Decentralized exchanges like Uniswap, Pancakeswap, Quickswap and MDEX reinvented the way people trade digital assets and receive profit from trading if assets’ prices go up.
WOWswap works on top of those decentralized exchanges and offers the simplest tool to maximize profits with 5x leveraged long-swaps.
But is it possible to receive a profit when a token’s price goes down?
The answer is “YES” — it’s called shorting. When you short a token, you loan it from someone and immediately sell that token: Short = Borrow + Sell.
If the token’s price goes 📉, you buy it back later for a cheaper price, return the loan, and keep the profit💰.
“Truth is like poetry. And most people f*cking hate poetry” — The Big Short
At the moment not a single major decentralized exchange offers shorting 🙁. In other words, they allow you to profit from the🐂 market, but have nothing to offer for the 🐻 market.
As for centralized exchanges, many of them support shorting of some popular coins, but on those platforms you have no control over your crypto 😱 and no power over trading rules and procedures😡. This is NOT how we see the future of finance.

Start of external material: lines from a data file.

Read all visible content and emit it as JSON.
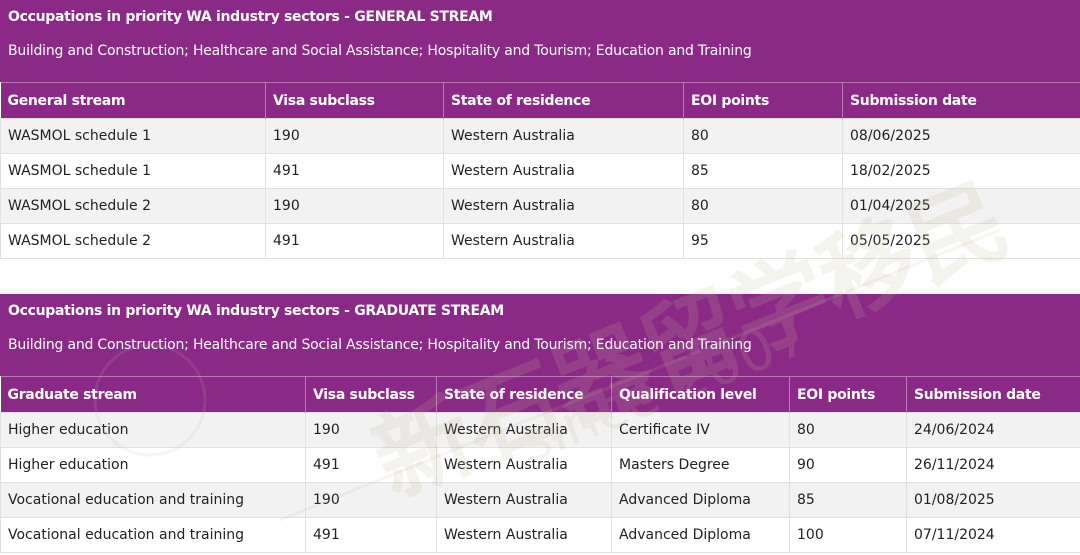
{
  "general": {
    "title": "Occupations in priority WA industry sectors - GENERAL STREAM",
    "subtitle": "Building and Construction; Healthcare and Social Assistance; Hospitality and Tourism; Education and Training",
    "headers": [
      "General stream",
      "Visa subclass",
      "State of residence",
      "EOI points",
      "Submission date"
    ],
    "rows": [
      [
        "WASMOL schedule 1",
        "190",
        "Western Australia",
        "80",
        "08/06/2025"
      ],
      [
        "WASMOL schedule 1",
        "491",
        "Western Australia",
        "85",
        "18/02/2025"
      ],
      [
        "WASMOL schedule 2",
        "190",
        "Western Australia",
        "80",
        "01/04/2025"
      ],
      [
        "WASMOL schedule 2",
        "491",
        "Western Australia",
        "95",
        "05/05/2025"
      ]
    ]
  },
  "graduate": {
    "title": "Occupations in priority WA industry sectors - GRADUATE STREAM",
    "subtitle": "Building and Construction; Healthcare and Social Assistance; Hospitality and Tourism; Education and Training",
    "headers": [
      "Graduate stream",
      "Visa subclass",
      "State of residence",
      "Qualification level",
      "EOI points",
      "Submission date"
    ],
    "rows": [
      [
        "Higher education",
        "190",
        "Western Australia",
        "Certificate IV",
        "80",
        "24/06/2024"
      ],
      [
        "Higher education",
        "491",
        "Western Australia",
        "Masters Degree",
        "90",
        "26/11/2024"
      ],
      [
        "Vocational education and training",
        "190",
        "Western Australia",
        "Advanced Diploma",
        "85",
        "01/08/2025"
      ],
      [
        "Vocational education and training",
        "491",
        "Western Australia",
        "Advanced Diploma",
        "100",
        "07/11/2024"
      ]
    ]
  },
  "watermark": {
    "chinese": "新石器留学移民",
    "english": "since 2007"
  },
  "colors": {
    "banner": "#8a2a86",
    "row_alt": "#f2f2f2"
  }
}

WOWswap is fully committed to decentralization 👼, and therefore today we are happy to introduce decentralized leveraged short-swaps 🎊
HOW IT WORKS 🧐
Remember the last time you had a strong feeling that “this coin is totally overpriced”? So, now you can easily turn your feeling to hard cash (assuming your feeling is right).
Let’s assume that token A is currently traded on Pancakeswap at $10, and you decided to short it for 100 BUSD (your money) with 5️⃣X leverage. It means that you will borrow A token for 500 BUSD (50 tokens). On WOWswap you will borrow these tokens from the lending pool, created by individual liquidity providers who deposited A tokens to the lending pool.
When you make a short swap you will sell 50 borrowed A tokens and receive revenue of 500 BUSD. This revenue + 100 your BUSD (600 BUSD in total) will become a collateral for your short position.